‘The prize is to build on the UK’s current competitive advantage in creative content to become a leader in licensing services for global content markets; in short to make UK the best place in the world to do business in digital content’- Quote taken from the Hargreaves Report.
Last year in November, David Cameron commissioned a much needed review of the current Intellectual Property framework. He said that it may not be ‘sufficiently well designed to promote innovation and growth in the UK economy.’
It was found that IP Law needed to change, especially in the area of copyright in order to adapt to certain practices of new internet businesses. Digital communications technology engages in copying of text, images and data and copyright law prevents businesses from innovation and growth. This is just one of many examples of the framework being out of date with the modern economy.
The review recommended an obvious change to ensure that the UK has and IP framework which supports innovation and promotes growth in the digital age. If the following recommendations are implemented, the following will promote stronger rates of innovation and increased economic growth:
– A digital copyright license system – this would be efficient if where the rights owner could not be found and everything was usable.
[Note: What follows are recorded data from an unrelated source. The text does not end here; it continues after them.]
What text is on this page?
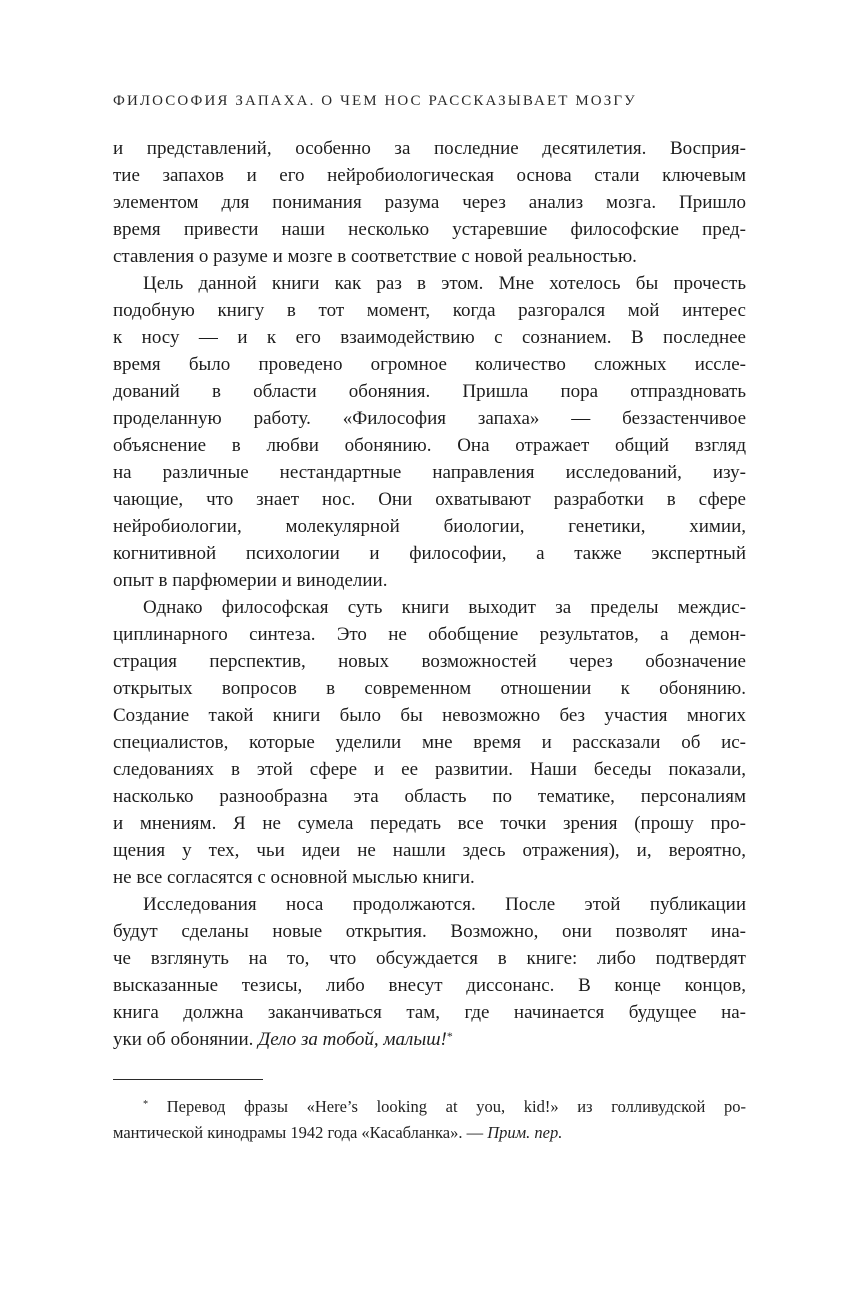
ФИЛОСОФИЯ ЗАПАХА. О ЧЕМ НОС РАССКАЗЫВАЕТ МОЗГУ
и представлений, особенно за последние десятилетия. Восприя-
тие запахов и его нейробиологическая основа стали ключевым
элементом для понимания разума через анализ мозга. Пришло
время привести наши несколько устаревшие философские пред-
ставления о разуме и мозге в соответствие с новой реальностью.
Цель данной книги как раз в этом. Мне хотелось бы прочесть
подобную книгу в тот момент, когда разгорался мой интерес
к носу — и к его взаимодействию с сознанием. В последнее
время было проведено огромное количество сложных иссле-
дований в области обоняния. Пришла пора отпраздновать
проделанную работу. «Философия запаха» — беззастенчивое
объяснение в любви обонянию. Она отражает общий взгляд
на различные нестандартные направления исследований, изу-
чающие, что знает нос. Они охватывают разработки в сфере
нейробиологии, молекулярной биологии, генетики, химии,
когнитивной психологии и философии, а также экспертный
опыт в парфюмерии и виноделии.
Однако философская суть книги выходит за пределы междис-
циплинарного синтеза. Это не обобщение результатов, а демон-
страция перспектив, новых возможностей через обозначение
открытых вопросов в современном отношении к обонянию.
Создание такой книги было бы невозможно без участия многих
специалистов, которые уделили мне время и рассказали об ис-
следованиях в этой сфере и ее развитии. Наши беседы показали,
насколько разнообразна эта область по тематике, персоналиям
и мнениям. Я не сумела передать все точки зрения (прошу про-
щения у тех, чьи идеи не нашли здесь отражения), и, вероятно,
не все согласятся с основной мыслью книги.
Исследования носа продолжаются. После этой публикации
будут сделаны новые открытия. Возможно, они позволят ина-
че взглянуть на то, что обсуждается в книге: либо подтвердят
высказанные тезисы, либо внесут диссонанс. В конце концов,
книга должна заканчиваться там, где начинается будущее на-
уки об обонянии. Дело за тобой, малыш!*
* Перевод фразы «Here’s looking at you, kid!» из голливудской ро-
мантической кинодрамы 1942 года «Касабланка». — Прим. пер.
– Exceptions to copyright which enable the new digital technology businesses to excel.
– Affordable advice for smaller business to gain knowledge and understanding and make use of the IP parts of the UK economy.
– Refreshed IP system which will enable it to adapt to new and upcoming technology.
‘Evidence – the development of the IP system should be determined as far as possible by objective evidence.
International Priorities – The UK should pursue its interest in IP. It should attach the highest immediate priority to achieving a unified EU patent court and EU patent system. This promises significant economic benefits to UK business. The UK should work to make the Patent Cooperation Treaty a more effective vehicle for international processing of patent applications.
Copyright licensing – the UK should establish a cross sectoral Digital Copyright Exchange. Government should appoint a senior figure to oversee its design and implementation by the end of 2012.
In addition, the UK should support moves by the EC to establish a framework for cross border copyright licensing, with clear benefits to the UK as a major exporter of copyright works.
Orphan Works – The Government should legislate to enable licensing of orphan works. A work should only be treated as an orphan if it cannot be found by search databases.
Limits to Copyright – the Government should firmly resist over regulation of activities which do not prejudice the central objective of copyright, namely the provision of incentives to creators. Government should deliver copyright exceptions at national level to realise all the opportunities within the EU framework, including format shifting, parody, non-commercial research, and library archiving.
Patent Thickets and Other Obstruction to Innovation – in order to limit the effects of these barriers to innovation, the Government should; take a leading role in promoting international efforts to cut backlogs and manage the boom in patent applications by further extending “work sharing” with patent offices in other countries.
The Design Industry – The role of IP in supporting this important branch of the creative economy has been neglected. In the next 12 months, the IPO should conduct an evidence based assessment of the relationship between design rights and innovation with a view to establishing a firmer basis for evaluating policy at the UK and European level.
Enforcement of IP Rights – The government should pursue an integrated approach based upon enforcement, education and, crucially, measures to strengthen and grow legitimate markets in copyright and other IP protected fields.
Small Firm Access to IP Advice – The IPO should draw up plans to improve accessibility of the IP system to smaller companies who will benefit from it.
An IP System Responsive to Change – The IPO should be given the necessary powers and mandate in law to ensure that it focuses on its central task of ensuring that the UK’s IP system promotes innovation and growth through efficient, contestable markets.’